Green, most often associated with the environment, is also known for being a colour favoured by cost-aware shoppers, although it can also be used when it comes to finances, signifying wealth. Purple is another colour that is often used to signify wealth, although usually more along the lines of opulence or luxury. It can be used as a fine substitute for blue, should you choose, and brings with it a sense of regality or mystery.
Yellow, preferred by the likes of McDonalds, DHL, Ferrari and Ikea, is typically associated with fun and creativity, and is often used by brands seeking a more youthful audience. Orange, similar to yellow, is seen as playful and light, but retaining a moderate sense of urgency and impulse, something that brands like MasterCard and Dunkin’ Donuts have used very well. Think of it as a happy middle ground between yellow and red.

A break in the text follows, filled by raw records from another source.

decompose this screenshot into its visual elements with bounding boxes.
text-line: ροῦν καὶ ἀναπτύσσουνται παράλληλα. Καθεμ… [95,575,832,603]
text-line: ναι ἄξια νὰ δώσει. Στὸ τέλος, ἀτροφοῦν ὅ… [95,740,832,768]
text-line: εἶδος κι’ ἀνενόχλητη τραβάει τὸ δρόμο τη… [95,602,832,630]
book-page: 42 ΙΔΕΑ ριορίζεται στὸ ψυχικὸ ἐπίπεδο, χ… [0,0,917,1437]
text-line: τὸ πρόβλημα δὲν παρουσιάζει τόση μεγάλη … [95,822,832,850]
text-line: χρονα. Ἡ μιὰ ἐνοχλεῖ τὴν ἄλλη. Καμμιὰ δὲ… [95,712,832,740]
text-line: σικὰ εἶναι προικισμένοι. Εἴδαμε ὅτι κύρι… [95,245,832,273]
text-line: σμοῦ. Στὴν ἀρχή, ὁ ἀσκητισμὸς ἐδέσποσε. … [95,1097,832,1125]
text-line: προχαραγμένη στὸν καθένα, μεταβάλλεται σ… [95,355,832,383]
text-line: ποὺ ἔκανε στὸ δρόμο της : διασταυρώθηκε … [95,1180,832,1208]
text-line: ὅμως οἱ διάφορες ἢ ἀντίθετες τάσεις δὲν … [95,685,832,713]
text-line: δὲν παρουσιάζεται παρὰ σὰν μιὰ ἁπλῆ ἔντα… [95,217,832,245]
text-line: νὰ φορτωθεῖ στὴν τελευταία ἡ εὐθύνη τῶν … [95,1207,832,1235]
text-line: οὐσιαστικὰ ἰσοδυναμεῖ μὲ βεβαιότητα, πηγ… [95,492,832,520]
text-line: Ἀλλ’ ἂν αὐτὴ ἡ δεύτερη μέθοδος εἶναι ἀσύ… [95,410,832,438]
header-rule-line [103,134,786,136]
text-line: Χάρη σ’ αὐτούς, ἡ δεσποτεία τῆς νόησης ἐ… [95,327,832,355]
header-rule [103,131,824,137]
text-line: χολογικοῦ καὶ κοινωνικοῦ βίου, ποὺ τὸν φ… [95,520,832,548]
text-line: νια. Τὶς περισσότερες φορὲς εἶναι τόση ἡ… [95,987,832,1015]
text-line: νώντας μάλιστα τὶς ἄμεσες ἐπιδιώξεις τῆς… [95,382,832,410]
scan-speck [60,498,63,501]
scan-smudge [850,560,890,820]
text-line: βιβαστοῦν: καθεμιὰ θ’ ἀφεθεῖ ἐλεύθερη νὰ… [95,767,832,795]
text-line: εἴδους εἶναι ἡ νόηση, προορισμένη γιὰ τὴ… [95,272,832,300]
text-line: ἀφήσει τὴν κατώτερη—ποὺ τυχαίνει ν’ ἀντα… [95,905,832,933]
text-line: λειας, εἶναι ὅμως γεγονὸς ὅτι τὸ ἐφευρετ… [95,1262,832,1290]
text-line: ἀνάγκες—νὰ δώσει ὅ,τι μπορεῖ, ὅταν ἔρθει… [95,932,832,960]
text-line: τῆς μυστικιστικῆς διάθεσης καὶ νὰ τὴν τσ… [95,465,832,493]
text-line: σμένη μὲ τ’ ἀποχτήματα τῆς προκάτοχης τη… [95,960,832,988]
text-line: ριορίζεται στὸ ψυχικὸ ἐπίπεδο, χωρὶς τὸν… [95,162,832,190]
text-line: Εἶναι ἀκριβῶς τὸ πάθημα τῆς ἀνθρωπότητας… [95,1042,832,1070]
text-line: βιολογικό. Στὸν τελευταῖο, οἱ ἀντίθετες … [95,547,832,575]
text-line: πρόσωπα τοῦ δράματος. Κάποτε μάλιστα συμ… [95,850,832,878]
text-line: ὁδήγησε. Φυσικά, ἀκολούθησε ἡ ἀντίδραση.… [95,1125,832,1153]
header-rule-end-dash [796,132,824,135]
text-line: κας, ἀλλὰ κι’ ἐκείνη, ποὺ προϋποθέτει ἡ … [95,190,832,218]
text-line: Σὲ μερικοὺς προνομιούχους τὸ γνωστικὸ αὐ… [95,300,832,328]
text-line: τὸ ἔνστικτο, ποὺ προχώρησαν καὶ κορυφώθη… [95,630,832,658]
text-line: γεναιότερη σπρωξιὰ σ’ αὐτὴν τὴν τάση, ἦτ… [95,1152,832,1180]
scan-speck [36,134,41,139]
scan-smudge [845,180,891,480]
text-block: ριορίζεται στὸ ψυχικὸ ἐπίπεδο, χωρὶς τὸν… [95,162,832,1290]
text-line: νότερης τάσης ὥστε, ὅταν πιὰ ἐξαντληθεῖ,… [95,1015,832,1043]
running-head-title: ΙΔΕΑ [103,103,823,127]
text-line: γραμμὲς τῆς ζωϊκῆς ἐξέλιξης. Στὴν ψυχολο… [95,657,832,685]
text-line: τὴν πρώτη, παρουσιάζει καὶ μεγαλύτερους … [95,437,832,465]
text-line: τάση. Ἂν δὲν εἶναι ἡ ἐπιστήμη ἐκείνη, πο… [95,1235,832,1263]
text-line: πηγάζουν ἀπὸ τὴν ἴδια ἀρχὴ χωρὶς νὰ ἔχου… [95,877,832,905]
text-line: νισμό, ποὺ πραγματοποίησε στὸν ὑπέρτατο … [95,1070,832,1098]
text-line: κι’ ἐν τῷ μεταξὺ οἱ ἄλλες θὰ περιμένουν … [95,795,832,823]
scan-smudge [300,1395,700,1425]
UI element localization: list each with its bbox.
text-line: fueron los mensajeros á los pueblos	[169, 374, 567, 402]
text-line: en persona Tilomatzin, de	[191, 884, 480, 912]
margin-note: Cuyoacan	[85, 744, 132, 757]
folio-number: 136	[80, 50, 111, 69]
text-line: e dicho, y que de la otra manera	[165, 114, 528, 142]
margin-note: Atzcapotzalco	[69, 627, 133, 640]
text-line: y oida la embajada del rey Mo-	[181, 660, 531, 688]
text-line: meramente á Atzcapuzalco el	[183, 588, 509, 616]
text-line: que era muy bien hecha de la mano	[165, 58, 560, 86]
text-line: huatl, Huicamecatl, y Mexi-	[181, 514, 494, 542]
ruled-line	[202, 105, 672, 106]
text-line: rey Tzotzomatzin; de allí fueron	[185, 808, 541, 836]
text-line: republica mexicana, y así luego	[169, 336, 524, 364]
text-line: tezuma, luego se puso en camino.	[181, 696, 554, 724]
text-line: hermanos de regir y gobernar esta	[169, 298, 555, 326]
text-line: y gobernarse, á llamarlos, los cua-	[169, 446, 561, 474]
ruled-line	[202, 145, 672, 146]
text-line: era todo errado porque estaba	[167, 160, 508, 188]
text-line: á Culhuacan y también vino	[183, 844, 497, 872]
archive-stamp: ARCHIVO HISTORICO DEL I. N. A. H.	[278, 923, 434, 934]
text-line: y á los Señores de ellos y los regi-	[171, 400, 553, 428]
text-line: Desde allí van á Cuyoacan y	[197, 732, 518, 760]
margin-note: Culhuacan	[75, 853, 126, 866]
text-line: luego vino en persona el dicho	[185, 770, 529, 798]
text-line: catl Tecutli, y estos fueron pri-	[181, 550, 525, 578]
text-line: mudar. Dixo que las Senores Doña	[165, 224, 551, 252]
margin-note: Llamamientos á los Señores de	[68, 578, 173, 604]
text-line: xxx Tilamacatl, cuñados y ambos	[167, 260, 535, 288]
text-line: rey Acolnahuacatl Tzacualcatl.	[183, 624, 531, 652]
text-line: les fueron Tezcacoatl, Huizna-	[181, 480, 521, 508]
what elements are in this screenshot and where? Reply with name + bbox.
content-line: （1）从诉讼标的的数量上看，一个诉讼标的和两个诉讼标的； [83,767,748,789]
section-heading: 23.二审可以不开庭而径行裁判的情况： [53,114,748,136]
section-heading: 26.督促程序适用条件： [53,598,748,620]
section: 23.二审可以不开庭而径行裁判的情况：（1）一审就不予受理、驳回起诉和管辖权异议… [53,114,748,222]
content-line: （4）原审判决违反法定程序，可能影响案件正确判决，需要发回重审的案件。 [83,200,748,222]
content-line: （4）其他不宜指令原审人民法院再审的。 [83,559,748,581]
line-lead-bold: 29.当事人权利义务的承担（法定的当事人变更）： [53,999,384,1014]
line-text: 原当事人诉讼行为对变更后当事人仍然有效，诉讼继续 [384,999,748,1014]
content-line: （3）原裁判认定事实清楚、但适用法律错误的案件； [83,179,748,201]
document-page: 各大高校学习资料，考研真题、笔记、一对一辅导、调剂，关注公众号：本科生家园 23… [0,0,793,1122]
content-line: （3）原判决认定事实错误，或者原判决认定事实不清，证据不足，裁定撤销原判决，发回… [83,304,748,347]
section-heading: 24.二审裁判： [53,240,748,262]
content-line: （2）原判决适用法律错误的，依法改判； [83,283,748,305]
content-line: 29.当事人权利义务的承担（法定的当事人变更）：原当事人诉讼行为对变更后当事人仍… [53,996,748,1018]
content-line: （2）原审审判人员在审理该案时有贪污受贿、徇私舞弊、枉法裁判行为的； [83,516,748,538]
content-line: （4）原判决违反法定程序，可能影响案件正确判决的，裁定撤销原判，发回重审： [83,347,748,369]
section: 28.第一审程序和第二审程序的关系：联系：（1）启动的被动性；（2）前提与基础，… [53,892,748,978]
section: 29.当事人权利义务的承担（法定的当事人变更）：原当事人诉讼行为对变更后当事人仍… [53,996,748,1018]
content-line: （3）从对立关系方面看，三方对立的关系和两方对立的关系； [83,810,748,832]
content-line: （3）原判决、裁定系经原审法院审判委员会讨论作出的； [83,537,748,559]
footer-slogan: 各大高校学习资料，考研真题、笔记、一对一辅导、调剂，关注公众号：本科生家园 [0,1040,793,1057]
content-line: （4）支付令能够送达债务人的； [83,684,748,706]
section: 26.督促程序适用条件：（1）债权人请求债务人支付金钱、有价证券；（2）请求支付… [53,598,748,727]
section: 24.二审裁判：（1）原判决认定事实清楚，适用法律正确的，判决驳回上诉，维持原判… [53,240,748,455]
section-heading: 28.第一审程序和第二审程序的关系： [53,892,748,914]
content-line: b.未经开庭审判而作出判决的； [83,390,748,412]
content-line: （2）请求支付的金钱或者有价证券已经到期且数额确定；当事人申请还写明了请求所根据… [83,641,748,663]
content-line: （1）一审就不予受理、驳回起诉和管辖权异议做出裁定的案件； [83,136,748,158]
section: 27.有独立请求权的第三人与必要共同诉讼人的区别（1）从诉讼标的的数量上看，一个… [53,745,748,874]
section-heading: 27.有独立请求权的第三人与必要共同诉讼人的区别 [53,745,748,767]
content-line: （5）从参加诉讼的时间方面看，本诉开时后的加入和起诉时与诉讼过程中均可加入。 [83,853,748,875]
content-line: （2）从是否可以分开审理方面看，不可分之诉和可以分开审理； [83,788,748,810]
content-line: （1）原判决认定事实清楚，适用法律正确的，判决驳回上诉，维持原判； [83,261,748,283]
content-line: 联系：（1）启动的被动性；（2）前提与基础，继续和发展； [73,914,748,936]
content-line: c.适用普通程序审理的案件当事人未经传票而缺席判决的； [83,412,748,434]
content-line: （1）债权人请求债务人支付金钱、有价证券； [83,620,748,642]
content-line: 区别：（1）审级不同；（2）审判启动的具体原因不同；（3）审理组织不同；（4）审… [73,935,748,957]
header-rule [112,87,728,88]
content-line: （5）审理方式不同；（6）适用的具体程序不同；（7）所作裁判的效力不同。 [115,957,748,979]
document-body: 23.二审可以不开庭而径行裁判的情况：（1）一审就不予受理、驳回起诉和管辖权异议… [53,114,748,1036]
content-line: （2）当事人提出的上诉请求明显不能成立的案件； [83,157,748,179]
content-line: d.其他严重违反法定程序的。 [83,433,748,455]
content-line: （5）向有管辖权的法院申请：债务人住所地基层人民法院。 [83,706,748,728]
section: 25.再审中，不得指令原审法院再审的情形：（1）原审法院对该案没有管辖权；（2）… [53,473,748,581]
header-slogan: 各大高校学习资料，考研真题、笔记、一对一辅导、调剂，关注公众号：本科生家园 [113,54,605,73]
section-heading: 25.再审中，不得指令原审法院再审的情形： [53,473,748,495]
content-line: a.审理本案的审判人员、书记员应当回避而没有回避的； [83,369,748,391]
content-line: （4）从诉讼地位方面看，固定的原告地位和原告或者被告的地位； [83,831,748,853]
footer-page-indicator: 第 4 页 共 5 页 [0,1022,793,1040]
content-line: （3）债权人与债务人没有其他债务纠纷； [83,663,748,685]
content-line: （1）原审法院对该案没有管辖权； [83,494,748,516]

Finally, of the most common colours used in corporate branding, we have black. Usually associated with power and superiority, it’s no surprise that companies like Nike, Apple, Porsche and Lamborghini have favoured blacks and greys for their corporate identities. Used sparingly, black can create a real sense of grounding for your brand, and often emphasizes other colours to an impressive degree.
Break from Stereotypes
As we touched upon while discussing pink, it’s very important that you don’t take stereotypical associations too seriously when it comes to creating a colour palette for your brand. Don’t be afraid to experiment and try something that’s going to make you stand out from the crowd – sometimes an unexpected approach can make your brand memorable instantaneously. Using colours that are too similar to your main competitors, or brands that dominate your space, can often render you little more than a pretender in the eyes of your target market. By all means, draw upon the ideas that have worked for others, but make sure to stamp your own identity on things, too.
Above All Else: Know Your Audience
By that same note, however, it’s essential to know your target audience. Attempting to be too creative can have its own pitfalls. Associating your brand with a colour that contradicts your core values can lead to confusion on behalf of potential customers, and make you appear unfocused or untrustworthy.
You know your products and services, and you should know your customers, so by working with that data, as well as a general understanding of how certain colours are perceived, it should be possible for you to create a logo, and associated branding elements, that focuses on what makes your company unique, memorable and attractive to potential customers.